— А где же чиновник, который должен сопровождать наш поезд до Радома? Понимаете, какой прохвост! Германский агент — наверно!
Бросились искать по теплушкам: как в воду канул. Фантазия бурно всколыхнулась. Посыпались догадки, предположения. Неожиданно чиновника обнаружили на верхней полке: он сладко спал, ничего не подозревая о происшедшем. Его моментально разбудили и поставили на ноги.
— Для чего вы сюда назначены? — накинулся на него Базунов.
— Следить за временем, чтобы поезд не застаивался на станциях.
— Хорошо вы исполняете свои обязанности!
— Третью ночь не сплю, — смущённо оправдывался чиновник. ...К четырём часам согласно обещанию Риля поезд пришёл в Ивангород.
По дороге от Ивангорода до Радома к нам в вагон подсела группа гвардейских офицеров. Разговор идёт о кавалерийской разведке. Вниманием владеет молодой ротмистр, живо передающий один из боевых эпизодов:
— Нам сказано было переправиться через мост. Мы были уверены, что немцев там нет. Только успели мы переправиться, как прямо в нас — «тра-та-та-та-та...» Затрещали пулемёты. Бросились кто куда. Совершенно инстинктивно я ринулся в канаву — вдоль шоссе. За мной солдаты. А пулемёт так и жарит. Пули ударяются о шоссе, разбивают камень. Подождали, пока затих пулемёт; выбрались. Все целы.

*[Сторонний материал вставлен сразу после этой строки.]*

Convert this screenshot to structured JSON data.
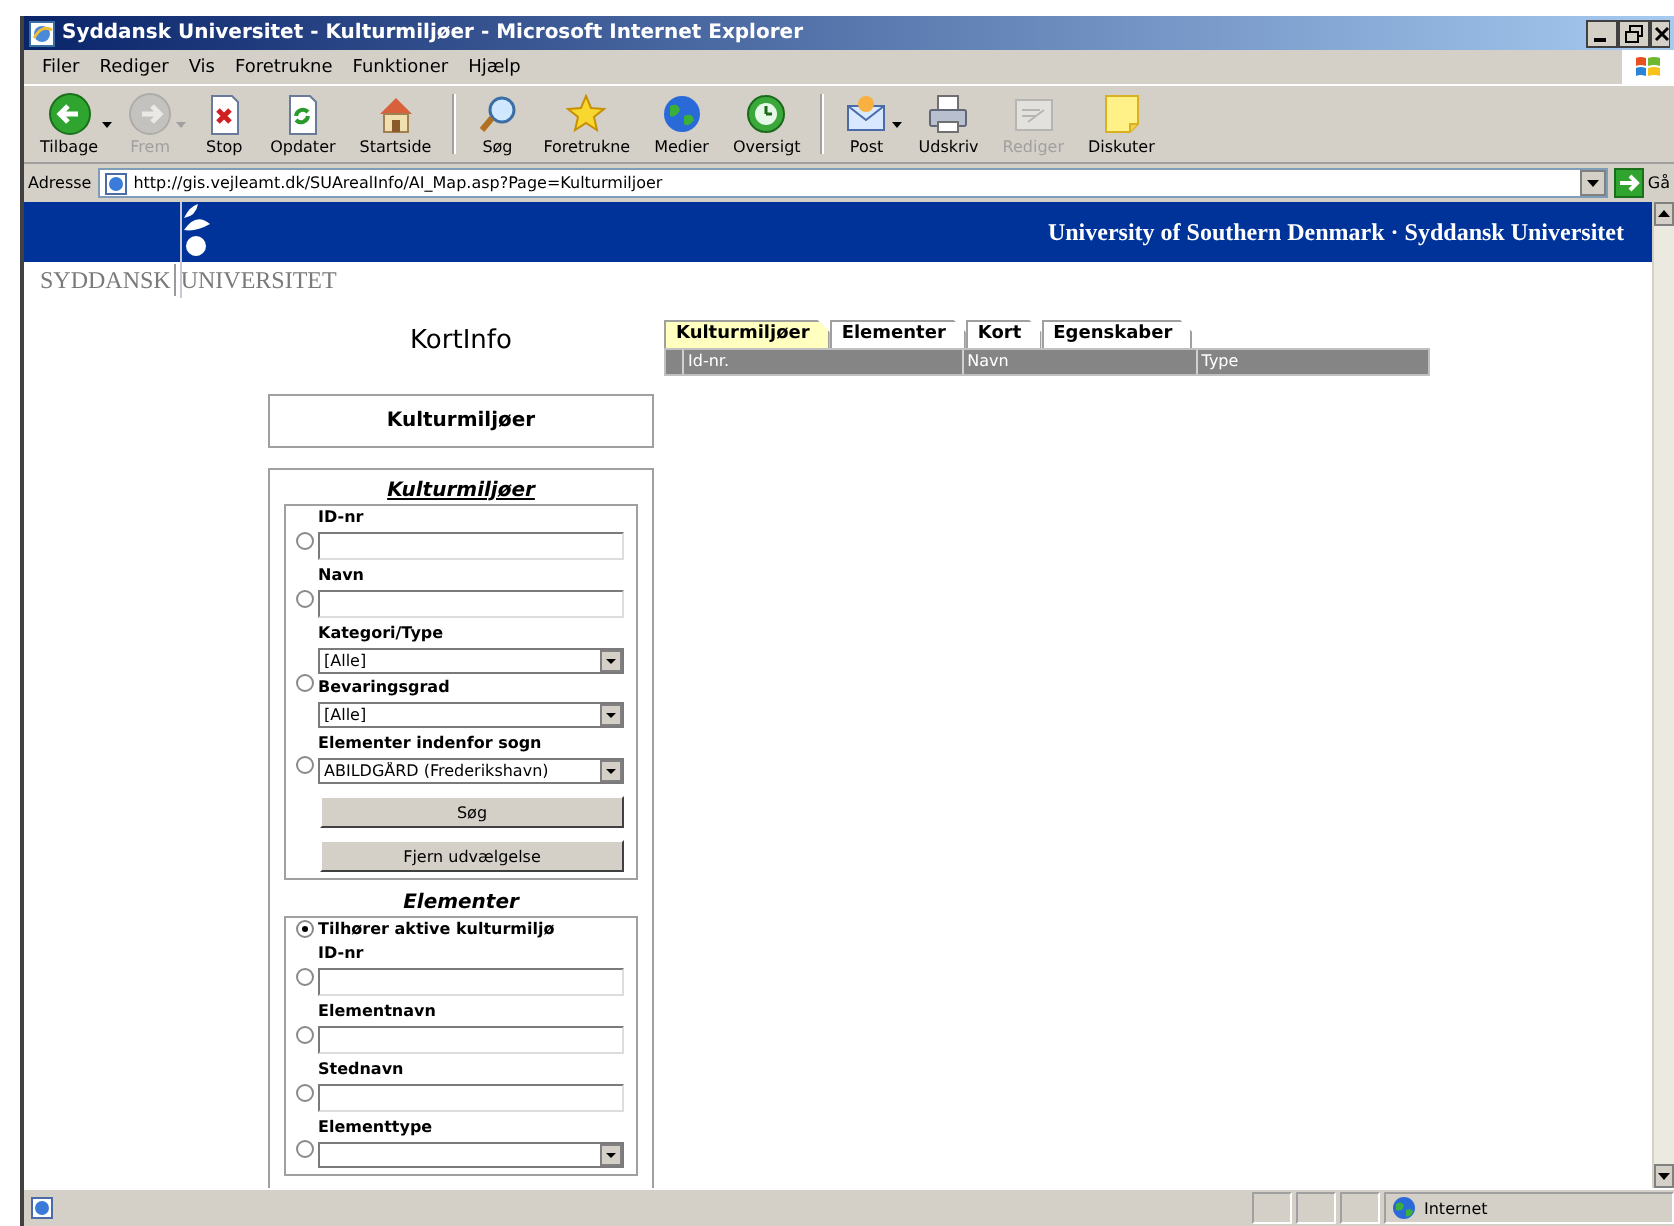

Приказываю двигаться шагом. Потому что, если скомандовать рысью, — только в Петергофе эскадрон соберёшь. Едем. Поглядываем по сторонам. «Тра-та-та-та-та-та-та...» Омерзительное трещанье! Эскадрон без приказания полетел во весь дух. Казалось мне, летим мы часа два. Хотя на самом деле больше трёх минут не прошло. Слышу — пулемёты стихли. И только ружейные выстрелы со всех сторон. После пулемёта от ружейной пальбы ни малейшего впечатления. Но назад обернуться, посмотреть, что там сзади, — сил нет. Так и гонит вперёд без оглядки. Слышу, кто-то сзади кричит не своим голосом. Вижу, падают люди с лошадей. Знаю, что-то надо бы сделать, разобраться. Да не могу! Наконец собрал все остатки своей порядочности — оглянулся. Вижу, догоняет нас пеший солдат. Бежит, вопит... Остановил я лошадь. А он добежал, за стремя цепляется, лезет ко мне на седло. Останавливаю его, кричу: «Да куда же ты лезешь, дурак? Вон лошади без седоков, которые от убитых остались. Садись на любую». А он ухватился за стремя и все одну фразу повторяет: «Ваше благородие, подсоби: житьхоцца!..» Насилу дурака успокоил. А как опомнились — оказалось: неприятеля давно и след простыл. А летим мы сломя голову — сдуру.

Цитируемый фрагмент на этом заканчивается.